It was Jack Hampton speaking, and he leaned on the rail of a coastwise steamer, as she came to anchor in the open roadstead of Valparaiso.
“I wonder what lies ahead,” said Frank Merrick, leaning beside him. “We ought to get some adventure out of this, besides mere civilized travel.”
Even Bob Temple, the most matter-of-fact of the three chums known as the Radio Boys, felt his imagination stirred.
“Remember what that commercial traveler said last night,” he interposed. “I mean, about the old days of the Spanish Conquest of South America? He certainly was filled with stories of treasure, of Inca treasure, wasn’t he?”
The other boys nodded, their eyes shining. Indeed, Juan Lopez, the young commercial traveler, who had taken a fancy to the boys, had told them glittering stories as they sat on deck under the Moon. Then they fell silent, their eyes on the strange scenes about them.
Although a great world port, and second only to San Francisco in importance on the Pacific Coast of the Western Hemisphere, Valparaiso is not a harbor as harbors go, lying open to the sea. Great numbers of ships lay about them offshore, freighters from all the world. And tugs and lighters kept coming and going in a continuous bustle between ships and shore.

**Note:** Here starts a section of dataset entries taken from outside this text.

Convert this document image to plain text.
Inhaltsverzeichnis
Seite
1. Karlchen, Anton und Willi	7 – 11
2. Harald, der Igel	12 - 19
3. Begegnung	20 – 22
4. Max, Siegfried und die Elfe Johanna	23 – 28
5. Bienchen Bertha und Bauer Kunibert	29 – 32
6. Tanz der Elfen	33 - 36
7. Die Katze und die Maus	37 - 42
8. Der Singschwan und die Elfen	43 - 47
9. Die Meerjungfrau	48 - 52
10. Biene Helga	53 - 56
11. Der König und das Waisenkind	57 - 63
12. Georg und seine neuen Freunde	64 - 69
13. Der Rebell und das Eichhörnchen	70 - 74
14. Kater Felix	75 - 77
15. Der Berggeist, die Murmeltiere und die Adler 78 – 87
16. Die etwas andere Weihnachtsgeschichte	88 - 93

As their train for Santiago, whither Mr. Hampton was bound on business, would leave in an hour, there was little time for sightseeing. Mr. Hampton, who knew the South American cities from former visits, on one of which he had taken Jack with him, assured them there was little in Valparaiso of historic or picturesque interest.
Nevertheless, the boys kept their eyes open during the trip through the narrow but noisy bustling business quarter which occupies the flats between the shore line and the thousand-foot cliffs behind upon which residential Valparaiso is situated. Ascensors took them up the sheer cliffs, and then followed a four-hour journey by train to Santiago.
They were expected, and at the Santiago station they were met by a family carriage which carried them to the home of Senor Don Ernesto de Avilar, with whom Mr. Hampton had come to transact business. With true Spanish hospitality, the latter on receiving word of his coming, had written urgently that he do not stop to a hotel, but bring the three boys with him as guests.
The way to the mansion of Senor de Avilar lay along the Alameda, a boulevard 600 feet wide, which formerly had been the bed of the Mapocho River, and as they bowled along the boys exclaimed time and again at the wonderful beauty of the surroundings and of the handsome residences. Frank and Bob, who were undergoing great changes in their preconceived notions of South America as a land of ruins and half-breeds, were especially astonished. Jack, who had been in this part of the world before, grinned with satisfaction.